Besides simply storing these messages in a database Mera is also providing enhanced analytics on a message-by-message basis to allow additional features, such as full-text-search within the stored information.
System cost is always a major factor of system design therefore we looked into publically available open source solutions as our first option. After an in-depth search of available systems, the Cassandra database was chosen by MERA as a core component of our solution. While ensuring optimal ‘access speed’ Cassandra was also found to scale during runtime as well as providing ‘replicated storage’.
Scaling in runtime is important for a growing web service as it provides the capability to expand a system as demand increases, thus distributing capital expense purchases out over time.
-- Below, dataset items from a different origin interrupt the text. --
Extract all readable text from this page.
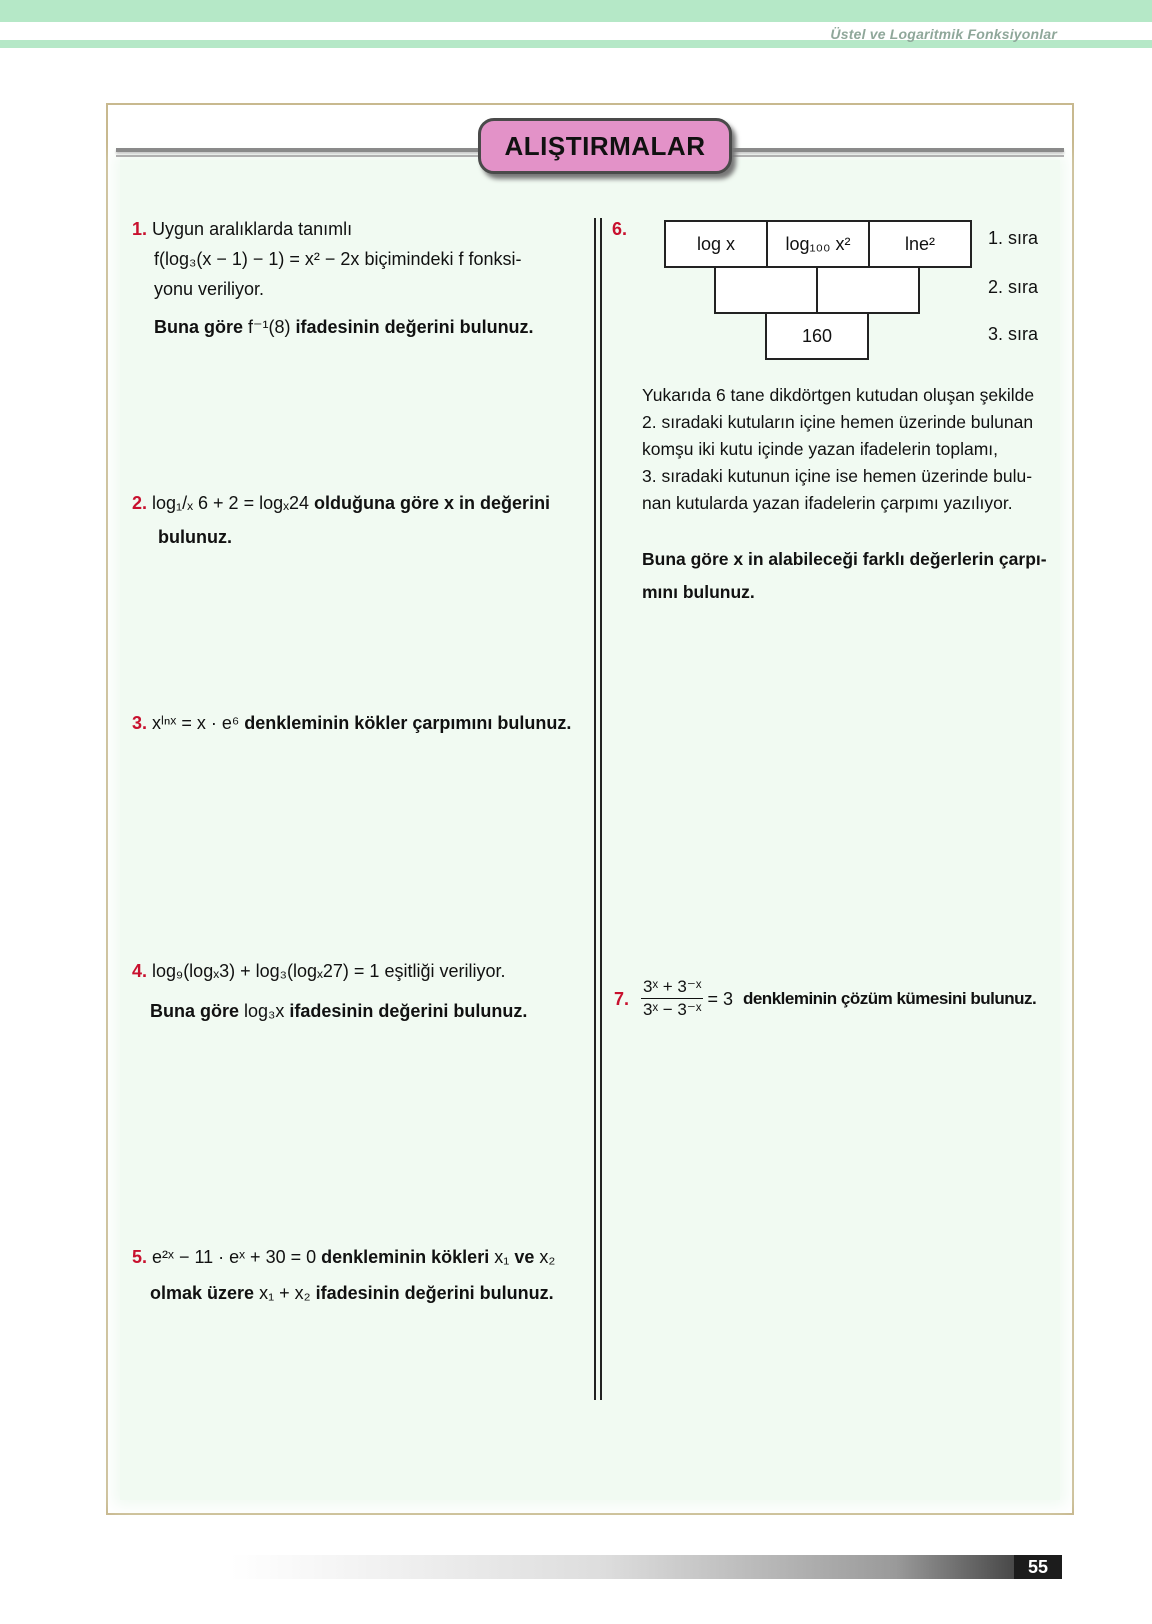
Üstel ve Logaritmik Fonksiyonlar
ALIŞTIRMALAR
1. Uygun aralıklarda tanımlı
f(log₃(x − 1) − 1) = x² − 2x biçimindeki f fonksi-
yonu veriliyor.
Buna göre f⁻¹(8) ifadesinin değerini bulunuz.
2. log₁/ₓ 6 + 2 = logₓ24 olduğuna göre x in değerini
bulunuz.
3. xˡⁿˣ = x · e⁶ denkleminin kökler çarpımını bulunuz.
4. log₉(logₓ3) + log₃(logₓ27) = 1 eşitliği veriliyor.
Buna göre log₃x ifadesinin değerini bulunuz.
5. e²ˣ − 11 · eˣ + 30 = 0 denkleminin kökleri x₁ ve x₂
olmak üzere x₁ + x₂ ifadesinin değerini bulunuz.
6.
log x	log₁₀₀ x²	lne²
160
1. sıra
2. sıra
3. sıra
Yukarıda 6 tane dikdörtgen kutudan oluşan şekilde
2. sıradaki kutuların içine hemen üzerinde bulunan
komşu iki kutu içinde yazan ifadelerin toplamı,
3. sıradaki kutunun içine ise hemen üzerinde bulu-
nan kutularda yazan ifadelerin çarpımı yazılıyor.
Buna göre x in alabileceği farklı değerlerin çarpı-
mını bulunuz.
7. $\frac{\text{3ˣ + 3⁻ˣ}}{\text{3ˣ − 3⁻ˣ}} = 3$ denkleminin çözüm kümesini bulunuz.
55
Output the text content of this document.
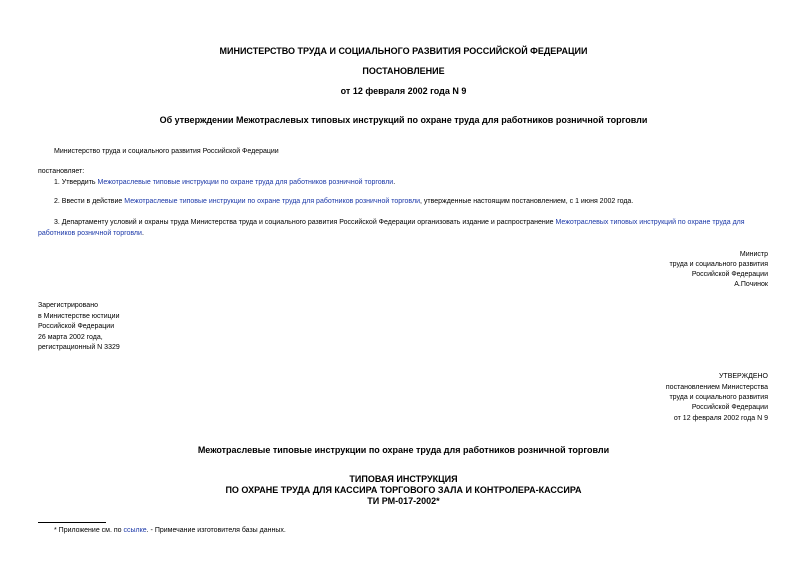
МИНИСТЕРСТВО ТРУДА И СОЦИАЛЬНОГО РАЗВИТИЯ РОССИЙСКОЙ ФЕДЕРАЦИИ
ПОСТАНОВЛЕНИЕ
от 12 февраля 2002 года N 9
Об утверждении Межотраслевых типовых инструкций по охране труда для работников розничной торговли
Министерство труда и социального развития Российской Федерации
постановляет:
1. Утвердить Межотраслевые типовые инструкции по охране труда для работников розничной торговли.
2. Ввести в действие Межотраслевые типовые инструкции по охране труда для работников розничной торговли, утвержденные настоящим постановлением, с 1 июня 2002 года.
3. Департаменту условий и охраны труда Министерства труда и социального развития Российской Федерации организовать издание и распространение Межотраслевых типовых инструкций по охране труда для
работников розничной торговли.
Министр
труда и социального развития
Российской Федерации
А.Починок
Зарегистрировано
в Министерстве юстиции
Российской Федерации
26 марта 2002 года,
регистрационный N 3329
УТВЕРЖДЕНО
постановлением Министерства
труда и социального развития
Российской Федерации
от 12 февраля 2002 года N 9
Межотраслевые типовые инструкции по охране труда для работников розничной торговли
ТИПОВАЯ ИНСТРУКЦИЯ
ПО ОХРАНЕ ТРУДА ДЛЯ КАССИРА ТОРГОВОГО ЗАЛА И КОНТРОЛЕРА-КАССИРА
ТИ РМ-017-2002*
* Приложение см. по ссылке. - Примечание изготовителя базы данных.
At the same time, we found ‘full text search’ was not supported in Cassandra which required an additional component to be added into the final solution – the Apache Solr indexing engine. By combining Cassandra and Solr MERA has been able to provide competitive features along with deep capacity.
Today, our system is a prototype solution running in our Mera lab. Using only six servers we can provide 10 Tb of data storage (limited by purely hard drive throughput) at a rate of 40,000 messages/second.
All the saved messages are automatically indexed and instantly available for search. Interestingly, disk usage for replicated data is relatively modest thanks to Cassandra’s built-in data compression. Statistically speaking, the indexed & replicated messaging data is only 6% larger than the original data content.